Yeah, don't worry. There will be questions. Also, if we run out of time, I'm going to be here, and I have stickers if people want. The question is, just the last point that you raised, that you
want to stop shelling out, do you want to turn CA Sync into a library or do you want to reimplement the code? So, CA Sync, again, I don't want to overstep my boundaries here, but CA Sync works, or it's written in a way that it resembles a lot like a library. It's just, it's in version 2,
so I don't know if the AVA is going to be stable or not. Basically, what we want is to take that same thing and put it into a Python binding. Does it work? Yeah. So, my intention was always that it was supposed to be a library, and that's why it's written in a library style, but I haven't come around to make it a library yet. My other question
was actually just that, what's the size of the images? The things that we produce? Yeah, the stuff that you actually store there, like what's the average size? Oh, you mean the full size? Okay, I don't know if I can say that the size of my... Just a rough
address? Okay, so it's like, I don't know, I would say like 50 megabytes to 200 megabytes, depends on the size. These are like text files, so you will basically, like even if it's like really big, when you compress it, it goes through the string. Thanks. So, you create a lot of packages per day. What do you do with all chunks? After a
while, do you garbage collect them, or do you keep everything all the time? So, the cool thing about that is that since we deploy every commit, by the time that we deploy, I'm gonna say a number, commit number 150, there's no point of going back to anything before that, because we know that we are in a good place, right? So, we purge all chunks all the time,
and the way that you do that is that you have a list of all the chunks that compose your whatever you want to keep in the back, and then you just serialize it and find all the chunks that doesn't belong to that list. Oh, yeah, yeah, yeah, but you cannot deploy
having different branches. You always deploy from master, yes. I would like to ask if something like that can be achieved using GitAnnex or GitLFS,
and if not, what are the advantages of using CI Sync? So, that's what we are gonna discover like in the next step. We're gonna start using other tooling. The good thing that I really like about CI Sync is that its general purpose is not based on this particular problem, but it's really general purpose, so we can
apply the same techniques and put it into binary distribution instead of just text, or maybe we want to keep an entire file system with this, and it works really good, while Git and all the things tend to be more single into problem, but I cannot say that for sure, because we haven't tried yet. So, one more question.

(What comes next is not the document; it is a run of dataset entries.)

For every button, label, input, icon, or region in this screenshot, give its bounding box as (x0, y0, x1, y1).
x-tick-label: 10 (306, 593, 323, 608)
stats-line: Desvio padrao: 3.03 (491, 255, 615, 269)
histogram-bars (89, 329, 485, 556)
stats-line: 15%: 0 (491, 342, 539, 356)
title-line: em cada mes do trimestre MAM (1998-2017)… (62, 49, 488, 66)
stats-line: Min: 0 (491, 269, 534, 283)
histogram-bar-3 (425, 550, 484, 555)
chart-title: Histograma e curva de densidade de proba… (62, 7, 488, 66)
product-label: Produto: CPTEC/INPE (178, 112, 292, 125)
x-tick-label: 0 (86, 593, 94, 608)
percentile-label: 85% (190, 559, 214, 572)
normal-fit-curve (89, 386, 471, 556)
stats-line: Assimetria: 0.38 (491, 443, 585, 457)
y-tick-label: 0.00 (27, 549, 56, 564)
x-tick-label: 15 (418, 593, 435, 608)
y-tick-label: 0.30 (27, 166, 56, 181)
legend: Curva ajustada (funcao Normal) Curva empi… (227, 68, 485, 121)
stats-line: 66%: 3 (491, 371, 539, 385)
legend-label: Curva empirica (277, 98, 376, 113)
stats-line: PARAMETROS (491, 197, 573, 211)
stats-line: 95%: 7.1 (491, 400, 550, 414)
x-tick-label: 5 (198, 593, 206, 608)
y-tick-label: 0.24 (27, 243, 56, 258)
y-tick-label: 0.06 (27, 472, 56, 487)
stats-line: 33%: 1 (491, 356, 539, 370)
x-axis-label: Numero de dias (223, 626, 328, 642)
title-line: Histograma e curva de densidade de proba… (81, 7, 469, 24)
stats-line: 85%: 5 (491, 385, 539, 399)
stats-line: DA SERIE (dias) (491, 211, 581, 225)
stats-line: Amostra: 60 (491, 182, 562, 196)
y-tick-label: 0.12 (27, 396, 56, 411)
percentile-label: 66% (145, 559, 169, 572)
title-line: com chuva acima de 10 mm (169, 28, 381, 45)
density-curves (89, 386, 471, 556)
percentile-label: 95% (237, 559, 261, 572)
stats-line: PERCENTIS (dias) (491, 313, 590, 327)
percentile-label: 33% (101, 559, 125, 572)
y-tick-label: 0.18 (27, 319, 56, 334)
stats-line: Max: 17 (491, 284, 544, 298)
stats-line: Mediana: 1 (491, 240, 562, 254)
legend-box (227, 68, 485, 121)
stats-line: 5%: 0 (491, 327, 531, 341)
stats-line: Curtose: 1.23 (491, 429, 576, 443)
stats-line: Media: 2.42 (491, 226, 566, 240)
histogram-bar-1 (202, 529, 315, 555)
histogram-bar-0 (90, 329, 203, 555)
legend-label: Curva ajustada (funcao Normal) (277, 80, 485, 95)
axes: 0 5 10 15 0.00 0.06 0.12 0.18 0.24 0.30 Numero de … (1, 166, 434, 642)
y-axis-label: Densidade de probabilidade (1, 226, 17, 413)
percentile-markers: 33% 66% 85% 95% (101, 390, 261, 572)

Go ahead. He was trying to make a question. So, you have an incremental way to ship packages. Do you also have an incremental way to build, if there's only small changes every time? So, let me see if I can kind of explain. Not really, because when you do A and B, you have to think that this, don't think of this
as incremental. That's kind of the first thing that I try to get out of my mind. Think of this like I build A, I build B, and it happens to have like components of A and components of B are similar, but this could be like two different applications, like they don't have to be, so don't think of this as incremental of A to B.
With that in mind, you still need to serialise your whole directory and compare the chunks, and then realise which one you actually have to build, but when you're on that point, then you already wasted like 90 per cent of your time on just doing the serialisation and doing the third decision. I'm going to stay here,
so if people want to ask me questions, you can do it after this. Thanks a lot.